This is an important legal document before signing you should understand the following facts:
- This form gives the person you choose as your agent the authority to make all health care decisions for you, including the decision to remove or provide life-sustaining treatment, unless you say otherwise in this form. “Health Care” means any treatment, service or procedure to diagnose or treat your physical or mental condition.
- Unless your agent reasonably knows your wishes about artificial nutrition and hydration (nourishment and water provided by a feeding tube or intravenous line), he or she will not be allowed to refuse or consent to those measures for you.
- Your agent will start making decisions for you when your doctor determines that you are not able to make health care decisions for yourself.
- You may write on this form example of the types of treatments that you would not desire and/or those treatments that you want to make sure you receive. The instructions may be used to limit the decision-making power of the agent. Your agent must follow your instructions when making decisions for you.
- You do not need a lawyer to fill out this form.
- You may choose any adult (18 years of age or older), including a family member or close friend, to be your agent. If you select a doctor as your agent, he or she will have to choose between acting as your agent or as your attending doctor, because a doctor cannot do both at the same time. Also, if you are a patient or resident of a hospital, nursing home or mental hygiene facility, there are special restrictions about naming someone who works for that facility as your agent. Ask staff at the facility to explain those restrictions.

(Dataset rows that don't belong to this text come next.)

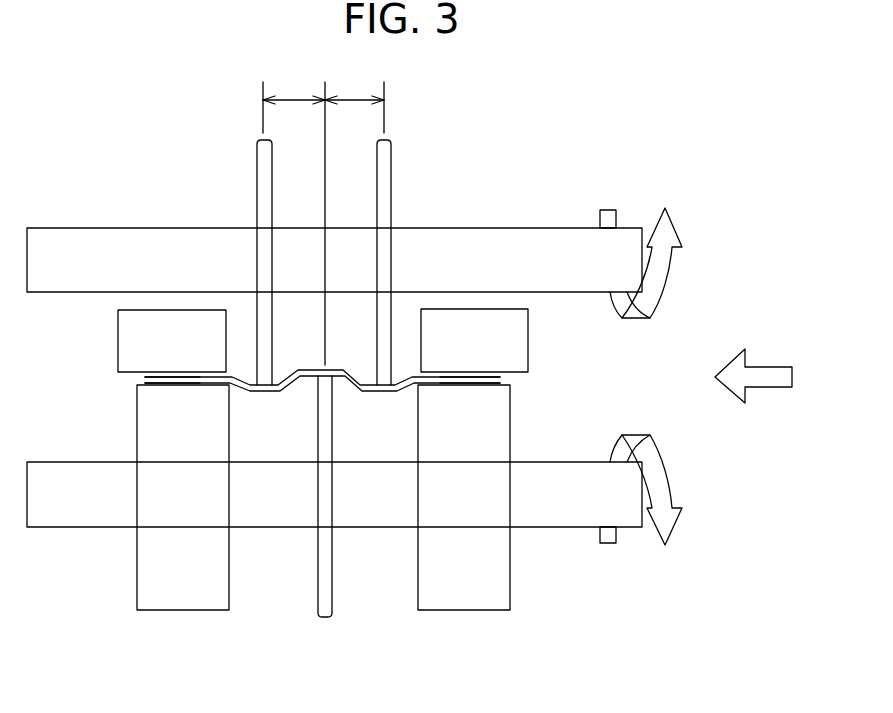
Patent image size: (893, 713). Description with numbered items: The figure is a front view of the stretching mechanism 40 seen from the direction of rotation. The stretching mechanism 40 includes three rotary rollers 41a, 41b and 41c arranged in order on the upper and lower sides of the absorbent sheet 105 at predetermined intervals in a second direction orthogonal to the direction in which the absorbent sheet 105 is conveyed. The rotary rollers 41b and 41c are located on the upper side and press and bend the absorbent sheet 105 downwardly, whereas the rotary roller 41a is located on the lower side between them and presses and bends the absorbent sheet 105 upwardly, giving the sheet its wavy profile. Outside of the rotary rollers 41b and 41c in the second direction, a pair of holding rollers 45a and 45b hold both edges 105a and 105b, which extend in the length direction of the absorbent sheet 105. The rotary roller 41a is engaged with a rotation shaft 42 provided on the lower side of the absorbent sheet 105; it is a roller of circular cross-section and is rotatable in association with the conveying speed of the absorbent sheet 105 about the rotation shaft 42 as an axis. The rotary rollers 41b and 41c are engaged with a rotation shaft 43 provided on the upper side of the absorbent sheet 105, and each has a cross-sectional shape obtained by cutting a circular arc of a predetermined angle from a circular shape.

The stretching mechanism 40 is at (682, 148).
The rotary roller 41a is at (325, 617).
The rotary roller 41b is at (257, 163).
The rotary roller 41c is at (392, 162).
The rotation shaft 42 is at (53, 527).
The rotation shaft 43 is at (78, 228).
The holding roller 45a is at (118, 327).
The holding roller 45b is at (528, 343).
The absorbent sheet 105 is at (330, 414).
The edge 105a is at (145, 380).
The edge 105b is at (500, 380).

- Before appointing someone as your heath care agent, discuss it with him or her to make sure that he or she is willing to act as your agent. Tell the person you choose that he or she will be your health care agent. Discuss your health care wishes and this form with your agent. Be sure to give him or her, a signed copy. Your agent cannot be sued for health care decisions made in good faith.
- If you have named your spouse as your health care agent and you later become divorced or legally separated, your former spouse will no longer be your agent by law, unless you state otherwise. If you would like your former spouse to remain your agent, you may note this on your current form and date it or complete a new form naming your former spouse.
- Even though you have signed this form, you have the right to make health care decisions for yourself as long as you are able to do so, and treatment cannot be given to you or stopped if you object, nor will your agent have any power to object.
- You may cancel the authority given to your agent by telling him or her or your health care provider orally or in writing.
- Appointing a health care agent is voluntary. No one can require you to appoint one.
- You may express your wishes or instructions regarding organ and/or tissue donation on the form.
Write the name, home address and telephone number of the person you are selecting as your agent.
If you want to appoint an alternate agent, write the name, home address and telephone number of the person you are selecting as your alternate agent.
Your Health Care Proxy will remain valid indefinitely unless you set an expiration date or condition for its expiration. This section is optional and should be filled in only if you want your Health Care Proxy to expire.
If you have special instructions for your agent, write them here. Also, if you wish to limit your agent’s authority in any way, you may say so here, or discuss them with your health care agent. If you do not state any limitations, your agent will be allowed to make all health care decisions that you could have made, including the decision to consent to or refuse life-sustaining treatment.
If you want to give your agent broad authority, you may do so right on the form. Simply write: I have discussed my wishes with my health care agent and they know my wishes, including those about artificial nutrition and hydration.
If you wish to make more specific instruction, you could say: If I become terminally ill, I do/do not want to receive the following types of treatments: …if I am in a coma or have little conscious understanding, with no hope of recovery, then I do/do not want the following treatments: …If I have brain damage or a brain disease that makes me unable to recognize people or speak and there is no hope that my condition will improve, I do/do not want the following types of treatments: … I have discussed with my agent my wishes about _________________________ and I want my agent to make all decisions about these measures.
Examples of medical treatments about which you may wish to give your agent special instructions are listed below. This is not a complete list:
- Artificial respiration
- Artificial nutrition and hydration (nourishment and water provided by feeding tube)
- Cardiopulmonary resuscitation (CPR)
- Antipsychotic medication
- Electric shock therapy
- Surgical procedures
- Blood transfusions
You must date and sign this Health Care Proxy form. If you are unable to sign yourself, you may direct someone else to sign in your presence. Be sure to include your address.
You may state wishes or instructions about organ and/or tissue donation on this form. A health care agent cannot make a decision about organ and/or tissue donation because the agent’s authority ends upon your death. The law does provide for certain individuals, in order of priority, to consent to an organ and/or tissue donation on your behalf; your spouse, a son or daughter 18 years of age or older, either of your parents, a brother or sister 18 years of age or older, a guardian appointed by a court prior to the donor’s death or any other legally authorized person.
Two witnesses 18 years of age or older must sign this Health Care Proxy form. The person who is appointed your agent or alternate agent cannot sign as a witness.